Ich öffne die Augen und sehe deine Eltern, wie sie dich in Empfang nehmen. Sie lächeln, als du zum ersten Mal nach Luft schnapst und schreist. Der erste Schrei. Der Urschrei. Und mit deinem Schrei beginnt auch ein neuer Abschnitt für mich.

Der Körper, mein Körper, ist nicht neu. Wenn eine LEE ihren Körper nicht mehr benötigt und wieder in ihren virtuellen Urzustand zurückkehrt, macht sie Platz für eine neue LEE, deren Schützling sie in dieser Form braucht. Unsere Körper sind aus wertvollen Ressourcen gefertigt, die nicht unendlich sind. Wir müssen sparsam mit ihnen umgehen, denn diese Welt, in die du, mein Schützling, geboren wurdest, ist einzigartig und zerbrechlich. Ihr beide müsst beschützt werden. Gehegt und gepflegt.

„Hallo, Avna! Wir sind deine Eltern“, sagt deine Mutter.

„Hallo, Avna!“, wiederholt dein Vater und sie blicken erst dich und dann sich an.

Avna Naim Mien. Ich registriere deinen Namen und ordne deinem Barcode Mutter- und Vatername zu. In der Datenbank bist du einmalig. Du, Avna, bist etwas Besonderes.

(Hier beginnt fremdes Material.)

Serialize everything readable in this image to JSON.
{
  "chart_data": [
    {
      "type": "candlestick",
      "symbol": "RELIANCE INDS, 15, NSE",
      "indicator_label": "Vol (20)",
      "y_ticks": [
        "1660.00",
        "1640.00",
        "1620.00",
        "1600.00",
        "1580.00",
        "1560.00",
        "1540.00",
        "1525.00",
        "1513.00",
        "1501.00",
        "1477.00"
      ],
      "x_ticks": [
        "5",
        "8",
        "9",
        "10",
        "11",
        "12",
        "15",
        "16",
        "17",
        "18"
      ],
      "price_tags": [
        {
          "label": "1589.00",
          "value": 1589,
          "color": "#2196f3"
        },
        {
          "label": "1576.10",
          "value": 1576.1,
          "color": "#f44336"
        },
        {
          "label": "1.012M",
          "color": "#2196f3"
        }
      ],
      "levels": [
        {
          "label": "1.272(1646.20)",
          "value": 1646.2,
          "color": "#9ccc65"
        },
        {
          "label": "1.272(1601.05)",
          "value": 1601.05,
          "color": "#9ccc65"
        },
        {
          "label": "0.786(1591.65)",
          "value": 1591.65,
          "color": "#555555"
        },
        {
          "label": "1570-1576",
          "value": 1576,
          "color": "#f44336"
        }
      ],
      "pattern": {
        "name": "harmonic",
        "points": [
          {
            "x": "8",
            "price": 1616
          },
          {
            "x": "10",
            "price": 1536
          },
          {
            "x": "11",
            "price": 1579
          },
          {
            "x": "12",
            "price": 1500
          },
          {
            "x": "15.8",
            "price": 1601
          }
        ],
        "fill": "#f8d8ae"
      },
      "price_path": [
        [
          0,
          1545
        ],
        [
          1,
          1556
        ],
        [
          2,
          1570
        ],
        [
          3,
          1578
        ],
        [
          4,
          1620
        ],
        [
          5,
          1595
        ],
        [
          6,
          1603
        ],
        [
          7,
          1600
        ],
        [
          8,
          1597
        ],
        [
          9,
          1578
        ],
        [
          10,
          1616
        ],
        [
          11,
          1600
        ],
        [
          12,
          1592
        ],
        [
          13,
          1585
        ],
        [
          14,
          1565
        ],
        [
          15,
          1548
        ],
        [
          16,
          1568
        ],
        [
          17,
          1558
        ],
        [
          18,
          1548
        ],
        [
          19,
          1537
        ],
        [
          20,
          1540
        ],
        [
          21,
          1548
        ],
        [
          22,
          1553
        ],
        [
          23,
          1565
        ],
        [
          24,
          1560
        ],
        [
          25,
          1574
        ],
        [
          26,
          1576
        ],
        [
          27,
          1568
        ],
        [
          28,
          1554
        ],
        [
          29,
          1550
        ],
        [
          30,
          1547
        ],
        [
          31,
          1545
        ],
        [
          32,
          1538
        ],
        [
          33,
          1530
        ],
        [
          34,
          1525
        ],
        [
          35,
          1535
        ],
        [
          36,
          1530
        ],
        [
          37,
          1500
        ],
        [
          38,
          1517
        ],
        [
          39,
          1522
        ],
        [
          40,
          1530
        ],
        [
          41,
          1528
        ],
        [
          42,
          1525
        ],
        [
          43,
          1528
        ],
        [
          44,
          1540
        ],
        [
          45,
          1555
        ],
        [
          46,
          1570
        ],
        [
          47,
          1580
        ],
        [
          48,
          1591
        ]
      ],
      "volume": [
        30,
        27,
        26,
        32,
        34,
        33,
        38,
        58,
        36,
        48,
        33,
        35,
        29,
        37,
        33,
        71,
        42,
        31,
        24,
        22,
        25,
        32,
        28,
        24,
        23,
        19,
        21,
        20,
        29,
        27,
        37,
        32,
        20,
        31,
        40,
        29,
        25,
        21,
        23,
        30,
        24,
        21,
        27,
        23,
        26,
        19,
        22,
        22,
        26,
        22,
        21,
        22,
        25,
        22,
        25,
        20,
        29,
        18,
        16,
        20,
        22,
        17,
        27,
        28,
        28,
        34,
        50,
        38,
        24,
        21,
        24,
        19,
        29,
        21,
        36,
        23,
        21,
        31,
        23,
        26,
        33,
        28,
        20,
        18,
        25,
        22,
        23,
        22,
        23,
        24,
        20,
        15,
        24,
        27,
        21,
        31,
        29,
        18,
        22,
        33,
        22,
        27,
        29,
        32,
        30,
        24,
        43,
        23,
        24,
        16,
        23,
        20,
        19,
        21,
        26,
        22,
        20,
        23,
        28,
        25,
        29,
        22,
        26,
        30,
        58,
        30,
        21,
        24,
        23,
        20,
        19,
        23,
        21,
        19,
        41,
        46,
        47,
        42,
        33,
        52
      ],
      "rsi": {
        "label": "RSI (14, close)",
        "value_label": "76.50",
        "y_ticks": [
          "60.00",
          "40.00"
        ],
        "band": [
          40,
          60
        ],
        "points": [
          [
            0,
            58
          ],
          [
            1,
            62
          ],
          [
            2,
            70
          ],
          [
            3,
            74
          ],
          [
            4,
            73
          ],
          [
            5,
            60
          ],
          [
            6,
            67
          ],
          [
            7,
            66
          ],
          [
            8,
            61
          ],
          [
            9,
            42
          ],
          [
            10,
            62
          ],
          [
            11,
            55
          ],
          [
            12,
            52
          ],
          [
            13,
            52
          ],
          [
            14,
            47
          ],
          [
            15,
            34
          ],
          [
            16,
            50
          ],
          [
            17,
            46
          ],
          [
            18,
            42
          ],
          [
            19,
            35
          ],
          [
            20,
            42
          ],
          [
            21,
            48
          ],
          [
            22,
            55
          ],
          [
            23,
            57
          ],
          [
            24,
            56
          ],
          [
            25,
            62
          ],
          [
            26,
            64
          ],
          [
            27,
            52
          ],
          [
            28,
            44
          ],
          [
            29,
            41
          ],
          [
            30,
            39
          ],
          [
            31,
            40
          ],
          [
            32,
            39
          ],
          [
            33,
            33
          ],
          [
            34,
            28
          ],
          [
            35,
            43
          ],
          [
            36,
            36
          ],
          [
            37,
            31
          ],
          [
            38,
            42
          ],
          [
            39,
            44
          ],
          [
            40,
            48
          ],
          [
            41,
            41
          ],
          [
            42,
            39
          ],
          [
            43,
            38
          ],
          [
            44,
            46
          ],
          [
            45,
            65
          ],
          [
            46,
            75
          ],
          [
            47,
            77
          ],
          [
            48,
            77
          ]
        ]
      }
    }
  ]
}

Deine Eltern verlassen mit dir auf dem Arm die Geburtsstätte und ich folge ihnen wie ein Schatten. Leise, fast unsichtbar. Mein Körper ist in einem unauffälligen Grau gehalten. Seine Form ist menschlich. Die Gelenke sind weich und die Bewegungen fließend. Ich gebe keinen Laut von mir. Warte auf den Moment, in dem ich gebraucht werde.